Straddling our two worlds of India and Australia was Sydney-based film-maker Sudarshan Narayana, whose award-winning Kannada film Thallana got yet another screening in Sydney. Sudarshan uses the backdrop of theprotagonist – a fearless domestic maid who fights against all odds to find her missing daughter – to make a comment on contemporary India. The hypocritical educated class, corrupt cops, the spineless media, unscrupulous God men, the helpless working class, all play an important part here. The characters are genuine, with no exaggerated “filmi” mannerisms, bringing in a rare realism.
Films from the diaspora
And from the world beyond India and Australia, we had the short films that made up Gary Paramanathana’s Diaspora Stories. This one is an absolute delight to watch! In the age of Twitter, where a thought needs to be expressed succinctly in 140 characters, they seem to fit right in. Bisanvil (l’Autobus) from Mauritius is set in a bus ride. Doubles with Slight Pepper from Trinidad and Tobago explores the lifestyle of an Indian-origin family. Three Lions juxtaposes the plight of impoverished Bangladeshi labourers in Dubai. Masala Mama set in Singapore is a wonderful film that’ll have in splits: definitely one that will go viral on social media.

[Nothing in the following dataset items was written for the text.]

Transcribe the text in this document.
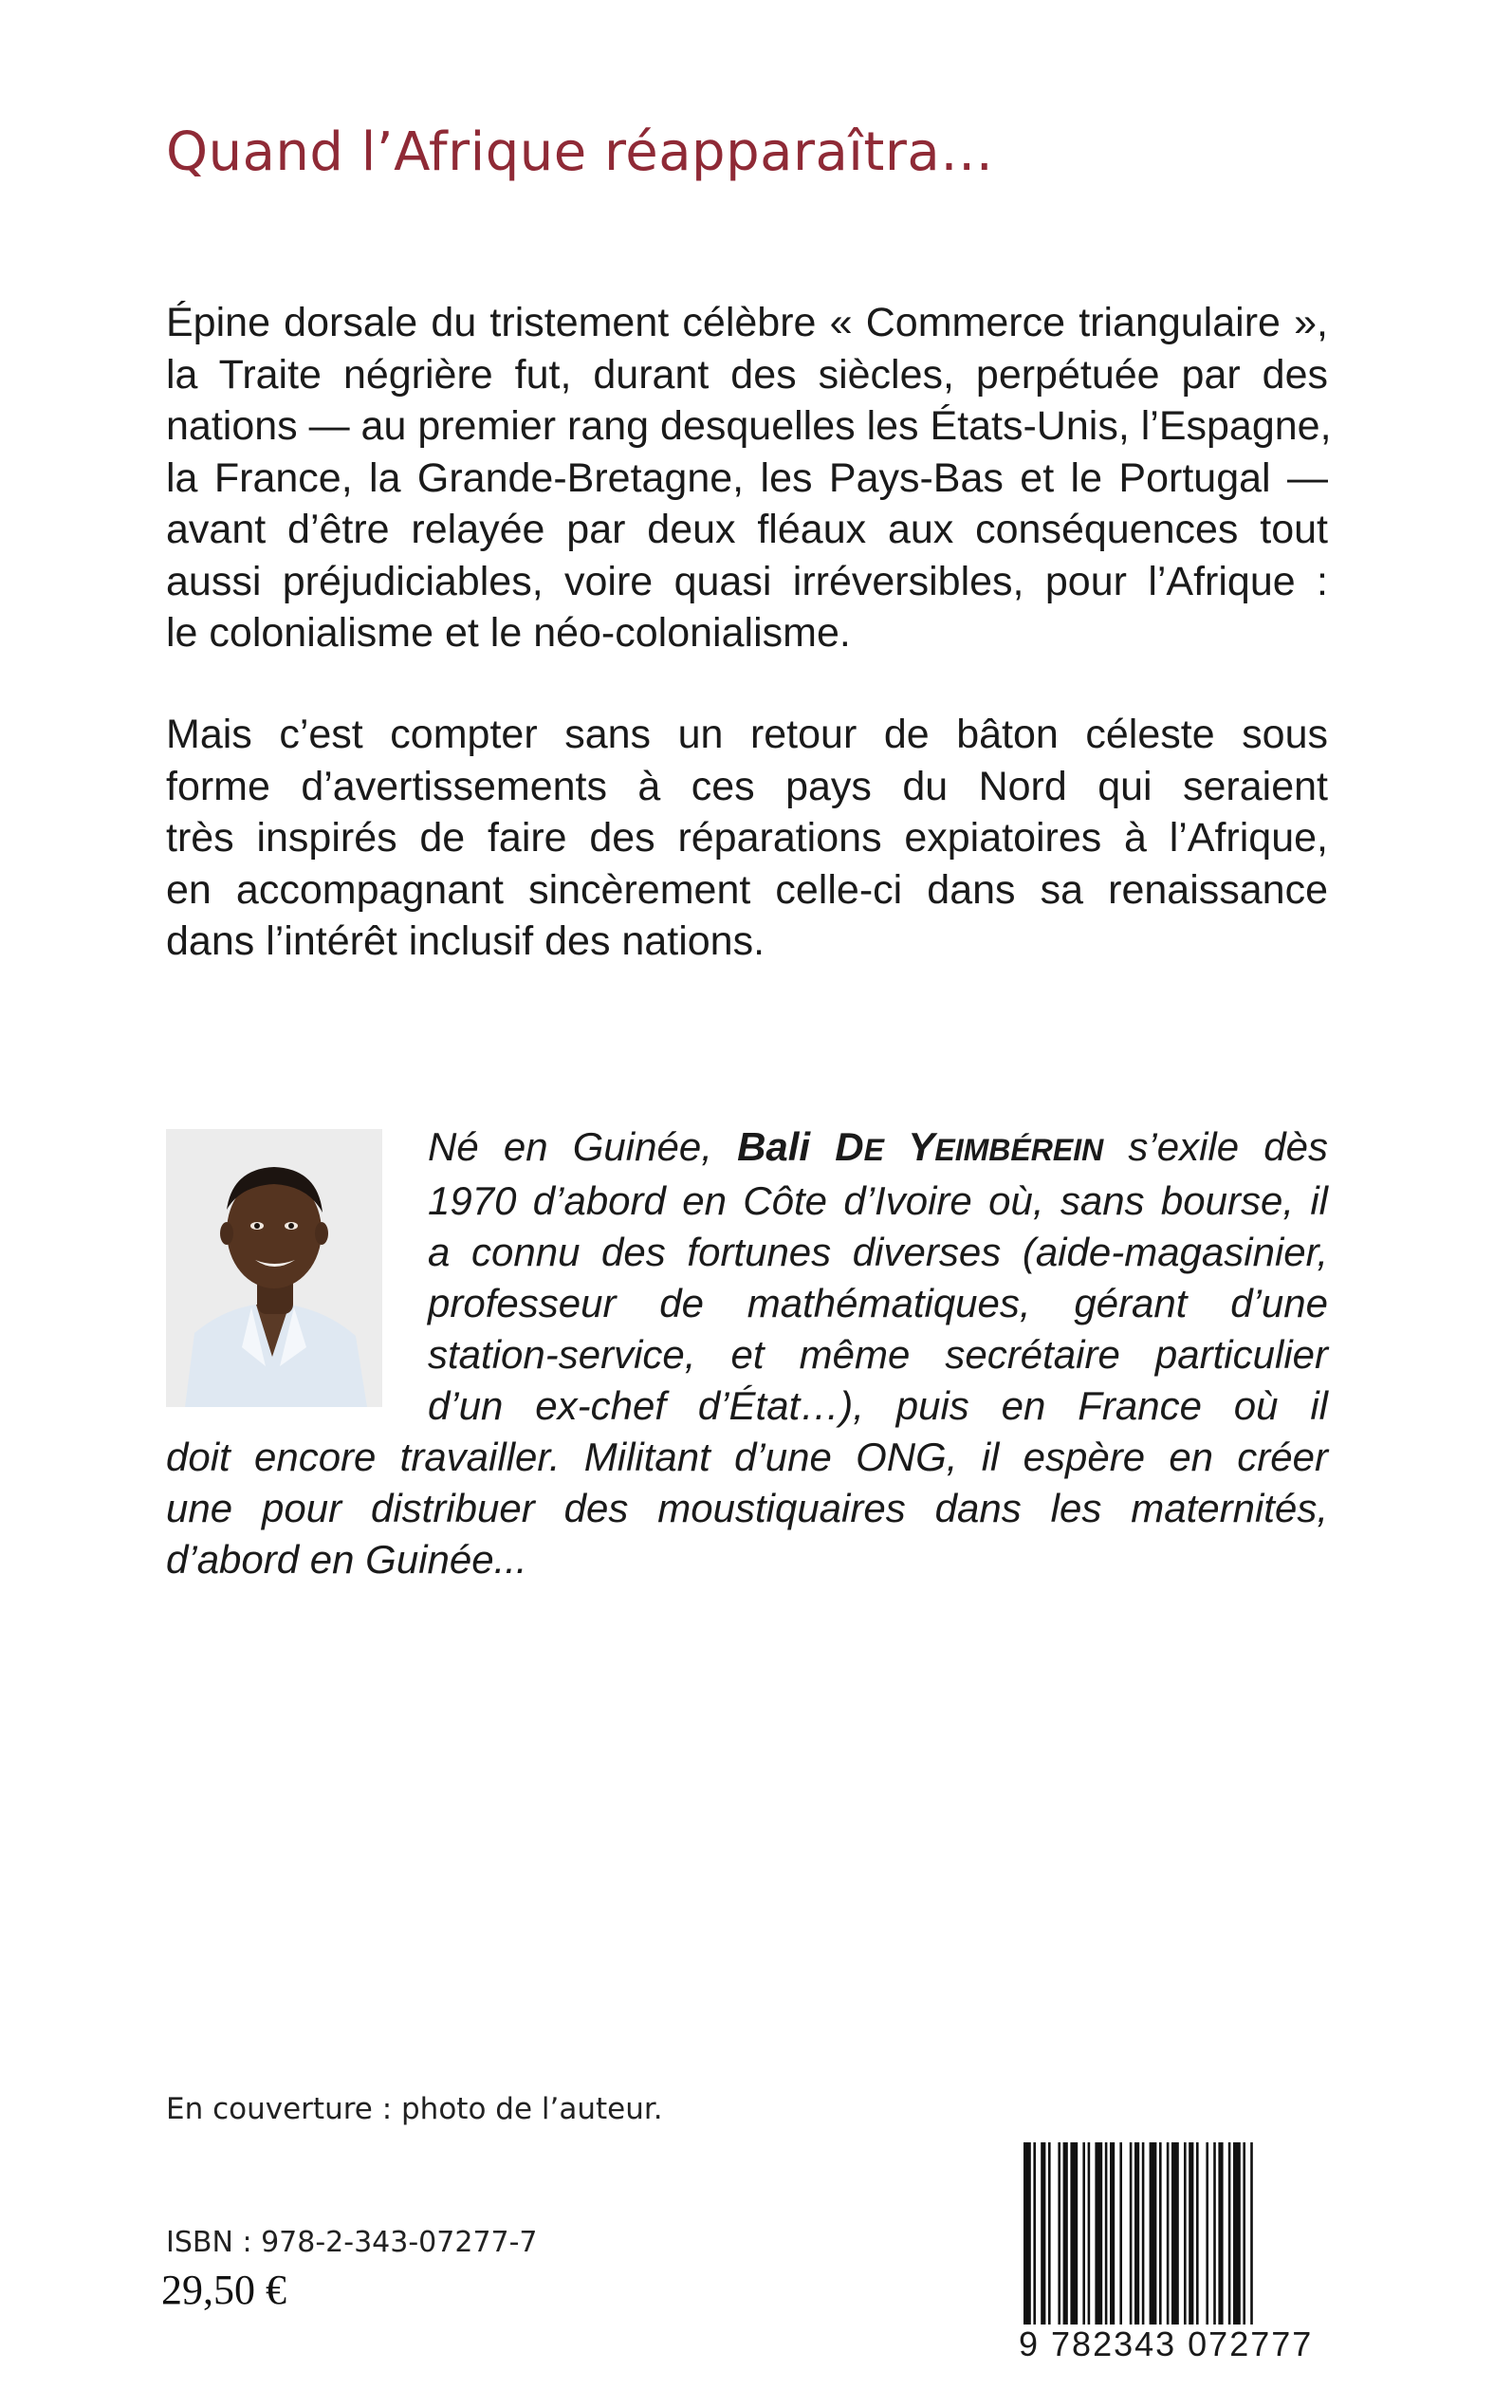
Quand l’Afrique réapparaîtra…

Épine dorsale du tristement célèbre « Commerce triangulaire »,
la Traite négrière fut, durant des siècles, perpétuée par des
nations — au premier rang desquelles les États-Unis, l’Espagne,
la France, la Grande-Bretagne, les Pays-Bas et le Portugal —
avant d’être relayée par deux fléaux aux conséquences tout
aussi préjudiciables, voire quasi irréversibles, pour l’Afrique :
le colonialisme et le néo-colonialisme.

Mais c’est compter sans un retour de bâton céleste sous
forme d’avertissements à ces pays du Nord qui seraient
très inspirés de faire des réparations expiatoires à l’Afrique,
en accompagnant sincèrement celle-ci dans sa renaissance
dans l’intérêt inclusif des nations.

Né en Guinée, Bali DE YEIMBÉREIN s’exile dès
1970 d’abord en Côte d’Ivoire où, sans bourse, il
a connu des fortunes diverses (aide-magasinier,
professeur de mathématiques, gérant d’une
station-service, et même secrétaire particulier
d’un ex-chef d’État…), puis en France où il
doit encore travailler. Militant d’une ONG, il espère en créer
une pour distribuer des moustiquaires dans les maternités,
d’abord en Guinée...

En couverture : photo de l’auteur.
ISBN : 978-2-343-07277-7
29,50 €
9 782343 072777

Films based on relationship amidst war are many, however very few measure the length and the depth of how love stories exist and evolve between a couple who belong to the opposing sides. Marrying the enemy can be cathartic but extremely difficult especially if the wounds of the past are afresh in the minds. This happens to the protagonists in Prassana Vithanage’s film With You, Without You.The breath-taking film, the story of a Sinhalese man and Tamil woman, is inspired by Fyodor Dostoyevsky’s short story The Meek One.This controversial film was banned in India; one must be lucky to be able to see such a masterpiece here in Sydney.